Role contributions and expectations
Each role contributes one clear input to the final deliverable. These contributions should be identifiable in the report, even though the final submission is a shared document.
Project lead: Shows how decisions were made and how thinking evolved.
Research lead: Provides relevant context, examples, or data that informed decisions.
Strategy lead: Clearly articulates the recommended growth direction and rationale.
Operations or technical lead: Highlights feasibility, risks, and execution considerations.
Communications lead: Ensures the report is clear, coherent, and employer-ready.
Balanced contributions across roles are essential.

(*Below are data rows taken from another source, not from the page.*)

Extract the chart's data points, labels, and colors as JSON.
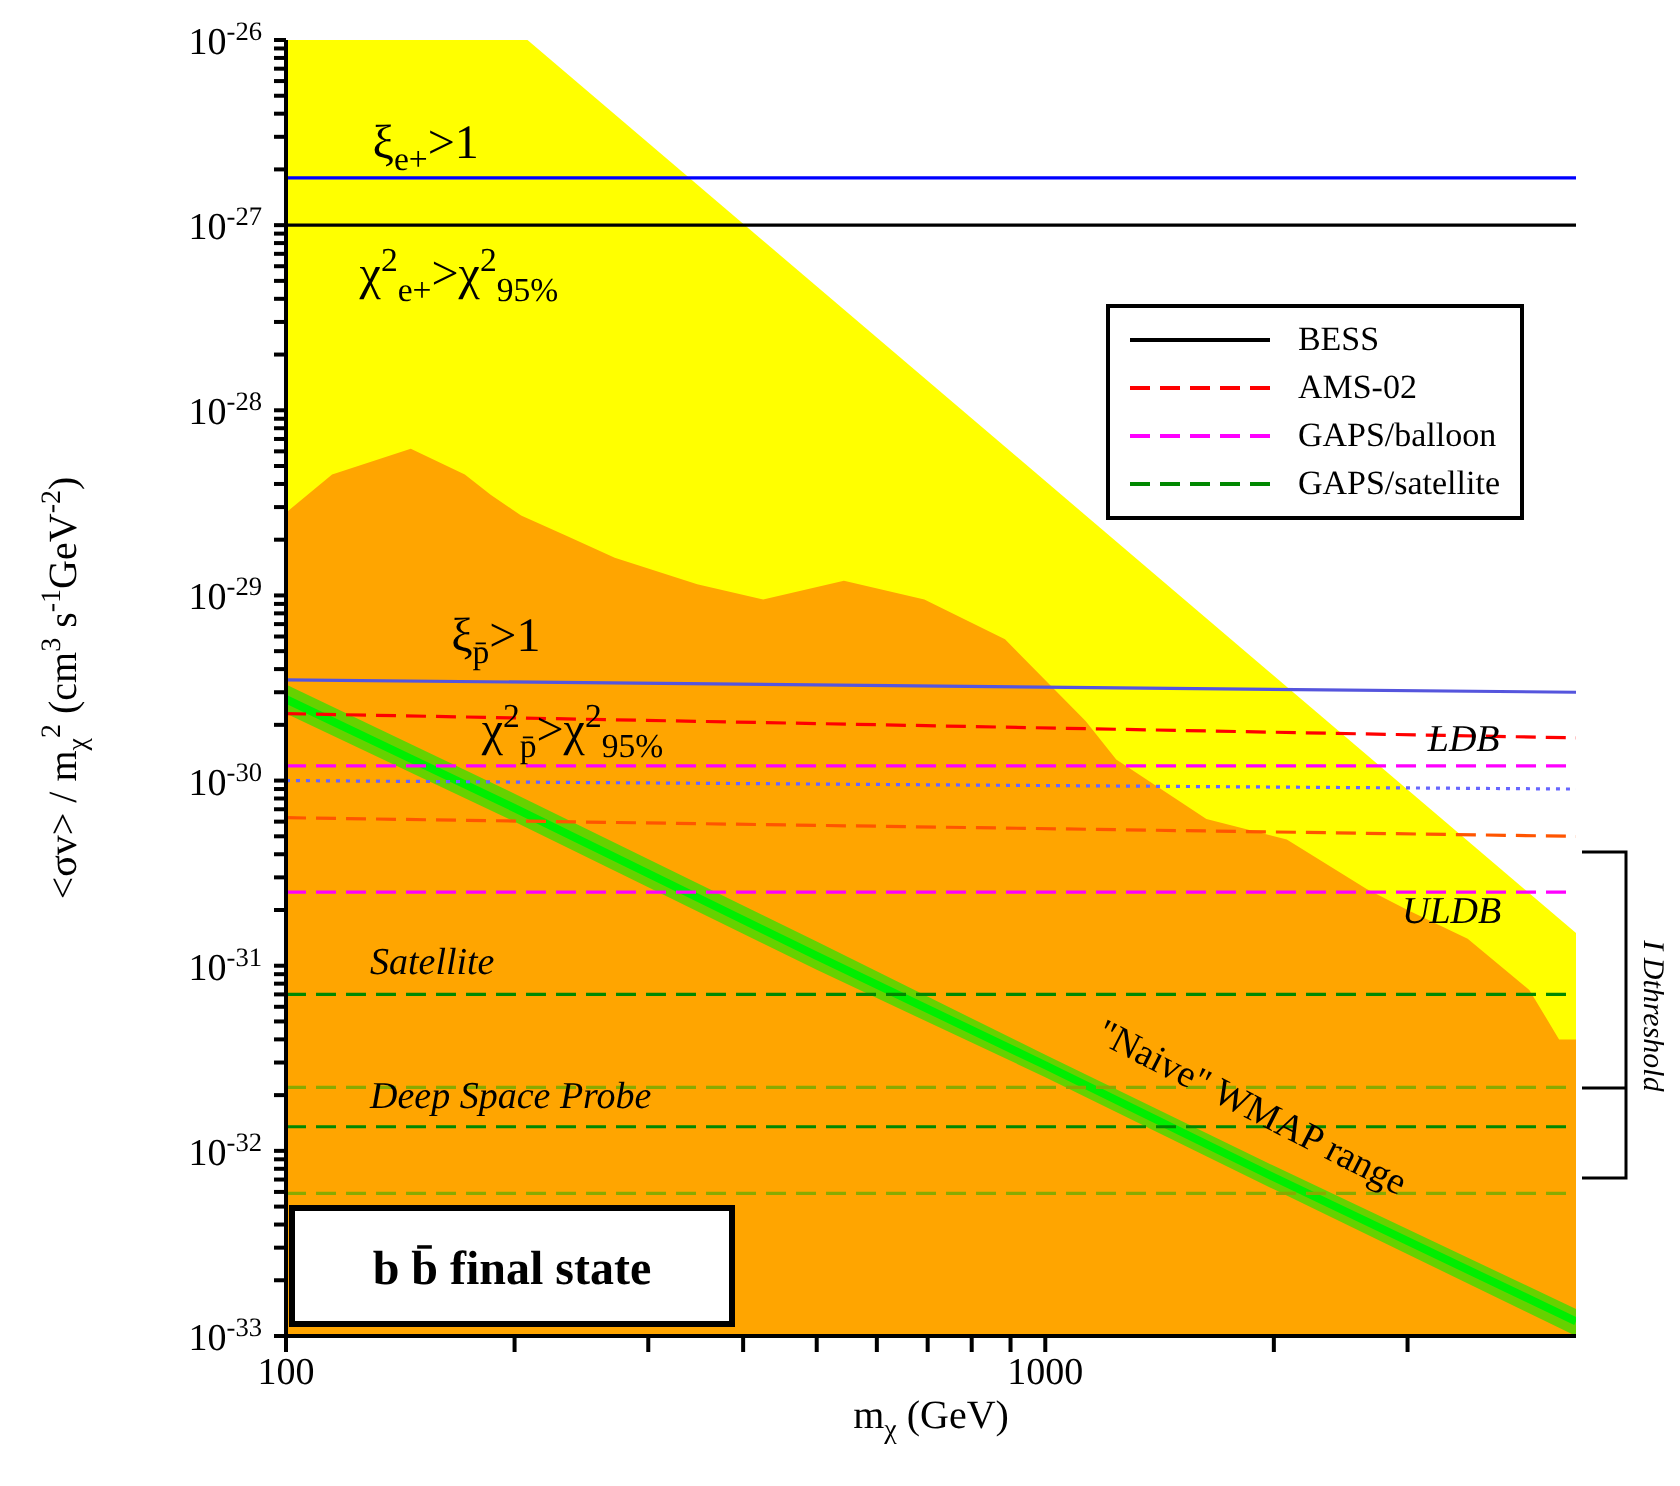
{
  "chart_data": {
    "type": "line",
    "xlabel": "m$_{χ}$ (GeV)",
    "ylabel": "<σv> / m$_{χ}$$^{2}$ (cm$^{3}$ s$^{-1}$GeV$^{-2}$)",
    "log": "xy",
    "legend": "top right",
    "xlim": [
      100,
      5000
    ],
    "ylim": [
      1e-33,
      1e-26
    ],
    "xticks": [
      100,
      {
        "value": 200,
        "label": null
      },
      {
        "value": 300,
        "label": null
      },
      {
        "value": 400,
        "label": null
      },
      {
        "value": 500,
        "label": null
      },
      {
        "value": 600,
        "label": null
      },
      {
        "value": 700,
        "label": null
      },
      {
        "value": 800,
        "label": null
      },
      {
        "value": 900,
        "label": null
      },
      1000,
      {
        "value": 2000,
        "label": null
      },
      {
        "value": 3000,
        "label": null
      }
    ],
    "yticks": [
      {
        "value": 1e-33,
        "label": "10$^{-33}$"
      },
      {
        "value": 2e-33,
        "label": null
      },
      {
        "value": 3e-33,
        "label": null
      },
      {
        "value": 4e-33,
        "label": null
      },
      {
        "value": 5e-33,
        "label": null
      },
      {
        "value": 6e-33,
        "label": null
      },
      {
        "value": 7e-33,
        "label": null
      },
      {
        "value": 8e-33,
        "label": null
      },
      {
        "value": 9e-33,
        "label": null
      },
      {
        "value": 1e-32,
        "label": "10$^{-32}$"
      },
      {
        "value": 2e-32,
        "label": null
      },
      {
        "value": 3e-32,
        "label": null
      },
      {
        "value": 4e-32,
        "label": null
      },
      {
        "value": 5e-32,
        "label": null
      },
      {
        "value": 6e-32,
        "label": null
      },
      {
        "value": 7e-32,
        "label": null
      },
      {
        "value": 8e-32,
        "label": null
      },
      {
        "value": 9e-32,
        "label": null
      },
      {
        "value": 1e-31,
        "label": "10$^{-31}$"
      },
      {
        "value": 2e-31,
        "label": null
      },
      {
        "value": 3e-31,
        "label": null
      },
      {
        "value": 4e-31,
        "label": null
      },
      {
        "value": 5e-31,
        "label": null
      },
      {
        "value": 6e-31,
        "label": null
      },
      {
        "value": 7e-31,
        "label": null
      },
      {
        "value": 8e-31,
        "label": null
      },
      {
        "value": 9e-31,
        "label": null
      },
      {
        "value": 1e-30,
        "label": "10$^{-30}$"
      },
      {
        "value": 2e-30,
        "label": null
      },
      {
        "value": 3e-30,
        "label": null
      },
      {
        "value": 4e-30,
        "label": null
      },
      {
        "value": 5e-30,
        "label": null
      },
      {
        "value": 6e-30,
        "label": null
      },
      {
        "value": 7e-30,
        "label": null
      },
      {
        "value": 8e-30,
        "label": null
      },
      {
        "value": 9e-30,
        "label": null
      },
      {
        "value": 1e-29,
        "label": "10$^{-29}$"
      },
      {
        "value": 2e-29,
        "label": null
      },
      {
        "value": 3e-29,
        "label": null
      },
      {
        "value": 4e-29,
        "label": null
      },
      {
        "value": 5e-29,
        "label": null
      },
      {
        "value": 6e-29,
        "label": null
      },
      {
        "value": 7e-29,
        "label": null
      },
      {
        "value": 8e-29,
        "label": null
      },
      {
        "value": 9e-29,
        "label": null
      },
      {
        "value": 1e-28,
        "label": "10$^{-28}$"
      },
      {
        "value": 2e-28,
        "label": null
      },
      {
        "value": 3e-28,
        "label": null
      },
      {
        "value": 4e-28,
        "label": null
      },
      {
        "value": 5e-28,
        "label": null
      },
      {
        "value": 6e-28,
        "label": null
      },
      {
        "value": 7e-28,
        "label": null
      },
      {
        "value": 8e-28,
        "label": null
      },
      {
        "value": 9e-28,
        "label": null
      },
      {
        "value": 1e-27,
        "label": "10$^{-27}$"
      },
      {
        "value": 2e-27,
        "label": null
      },
      {
        "value": 3e-27,
        "label": null
      },
      {
        "value": 4e-27,
        "label": null
      },
      {
        "value": 5e-27,
        "label": null
      },
      {
        "value": 6e-27,
        "label": null
      },
      {
        "value": 7e-27,
        "label": null
      },
      {
        "value": 8e-27,
        "label": null
      },
      {
        "value": 9e-27,
        "label": null
      },
      {
        "value": 1e-26,
        "label": "10$^{-26}$"
      }
    ],
    "series": [
      {
        "type": "area",
        "color": "#ffff00",
        "x": [
          100,
          208,
          5000
        ],
        "values": [
          1e-26,
          1e-26,
          1.5e-31
        ]
      },
      {
        "type": "area",
        "color": "#ffa500",
        "x": [
          100,
          115,
          146,
          172,
          186,
          204,
          234,
          271,
          348,
          425,
          543,
          693,
          885,
          1130,
          1240,
          1630,
          2080,
          2650,
          3000,
          3600,
          4340,
          4750,
          5000
        ],
        "values": [
          2.8e-29,
          4.5e-29,
          6.2e-29,
          4.5e-29,
          3.5e-29,
          2.7e-29,
          2.1e-29,
          1.6e-29,
          1.15e-29,
          9.5e-30,
          1.2e-29,
          9.5e-30,
          5.8e-30,
          2.1e-30,
          1.3e-30,
          6.2e-31,
          4.8e-31,
          2.6e-31,
          2e-31,
          1.4e-31,
          7.4e-32,
          4e-32,
          4e-32
        ]
      },
      {
        "color": "#00ee00",
        "x": [
          100,
          200,
          500,
          1000,
          2000,
          5000
        ],
        "values": [
          2.75e-30,
          7.1e-31,
          1.13e-31,
          2.9e-32,
          7.2e-33,
          1.2e-33
        ],
        "lower": [
          2.3e-30,
          6e-31,
          9.5e-32,
          2.5e-32,
          6.2e-33,
          1e-33
        ],
        "upper": [
          3.3e-30,
          8.5e-31,
          1.35e-31,
          3.3e-32,
          8.3e-33,
          1.4e-33
        ]
      },
      {
        "color": "#0000ff",
        "line_style": "solid",
        "x": [
          100,
          5000
        ],
        "values": [
          1.8e-27,
          1.8e-27
        ]
      },
      {
        "name": "BESS",
        "color": "#000000",
        "line_style": "solid",
        "x": [
          100,
          5000
        ],
        "values": [
          1e-27,
          1e-27
        ]
      },
      {
        "color": "#5555dd",
        "line_style": "solid",
        "x": [
          100,
          5000
        ],
        "values": [
          3.5e-30,
          3e-30
        ]
      },
      {
        "name": "AMS-02",
        "color": "#ff0000",
        "line_style": "dashed",
        "x": [
          100,
          5000
        ],
        "values": [
          2.3e-30,
          1.7e-30
        ]
      },
      {
        "name": "GAPS/balloon",
        "color": "#ff00ff",
        "line_style": "dashed",
        "x": [
          100,
          5000
        ],
        "values": [
          1.2e-30,
          1.2e-30
        ]
      },
      {
        "color": "#6666ff",
        "line_style": "dotted",
        "x": [
          100,
          5000
        ],
        "values": [
          1e-30,
          9e-31
        ]
      },
      {
        "color": "#ff5500",
        "line_style": "dashed",
        "x": [
          100,
          5000
        ],
        "values": [
          6.3e-31,
          5e-31
        ]
      },
      {
        "color": "#ff00ff",
        "line_style": "dashed",
        "x": [
          100,
          5000
        ],
        "values": [
          2.5e-31,
          2.5e-31
        ]
      },
      {
        "name": "GAPS/satellite",
        "color": "#008800",
        "line_style": "dashed",
        "x": [
          100,
          5000
        ],
        "values": [
          7e-32,
          7e-32
        ]
      },
      {
        "color": "#88aa00",
        "line_style": "dashed",
        "x": [
          100,
          5000
        ],
        "values": [
          2.2e-32,
          2.2e-32
        ]
      },
      {
        "color": "#008800",
        "line_style": "dashed",
        "x": [
          100,
          5000
        ],
        "values": [
          1.35e-32,
          1.35e-32
        ]
      },
      {
        "color": "#88aa00",
        "line_style": "dashed",
        "x": [
          100,
          5000
        ],
        "values": [
          5.9e-33,
          5.9e-33
        ]
      }
    ],
    "annotations": [
      "b b̄ final state",
      "I Dthreshold",
      "ξ$_{e+}$>1",
      "χ$^{2}$$_{e+}$>χ$^{2}$$_{95%}$",
      "ξ$_{p̄}$>1",
      "χ$^{2}$$_{p̄}$>χ$^{2}$$_{95%}$",
      "LDB",
      "ULDB",
      "Satellite",
      "Deep Space Probe",
      "\"Naive\" WMAP range"
    ]
  }
}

What strong submissions do well?
Strong deliverables:
Answer the growth question directly.
Make reasoning explicit.
Connect analysis to recommendations.
Reflect collaboration and alignment.
Use clear, straightforward language.
Weak deliverables often:
Jump straight to conclusions.
Lack explanation of how decisions were made.
Include generic SWOT content.
Fail to reflect team discussion or iteration.
How this connects to evaluation and reflection?
Your final deliverable supports more than just the employer review.
It also informs:
Peer-to-peer feedback on contribution and collaboration.
Your HeyMilo AI reflection interview.
The clearer your work and decision-making are in the deliverable, the easier it will be to reflect on your role, describe challenges, and explain impact in your interview.
A final reminder
Riipen Labs is designed to mirror real work.
In real projects:
Information is incomplete.
Tradeoffs are unavoidable.
Decisions matter more than perfect answers.
Your final deliverable should reflect this reality. Focus on showing how you thought, how you worked with others, and how you arrived at your recommendation.
That is what makes your work meaningful, credible, and valuable to employers.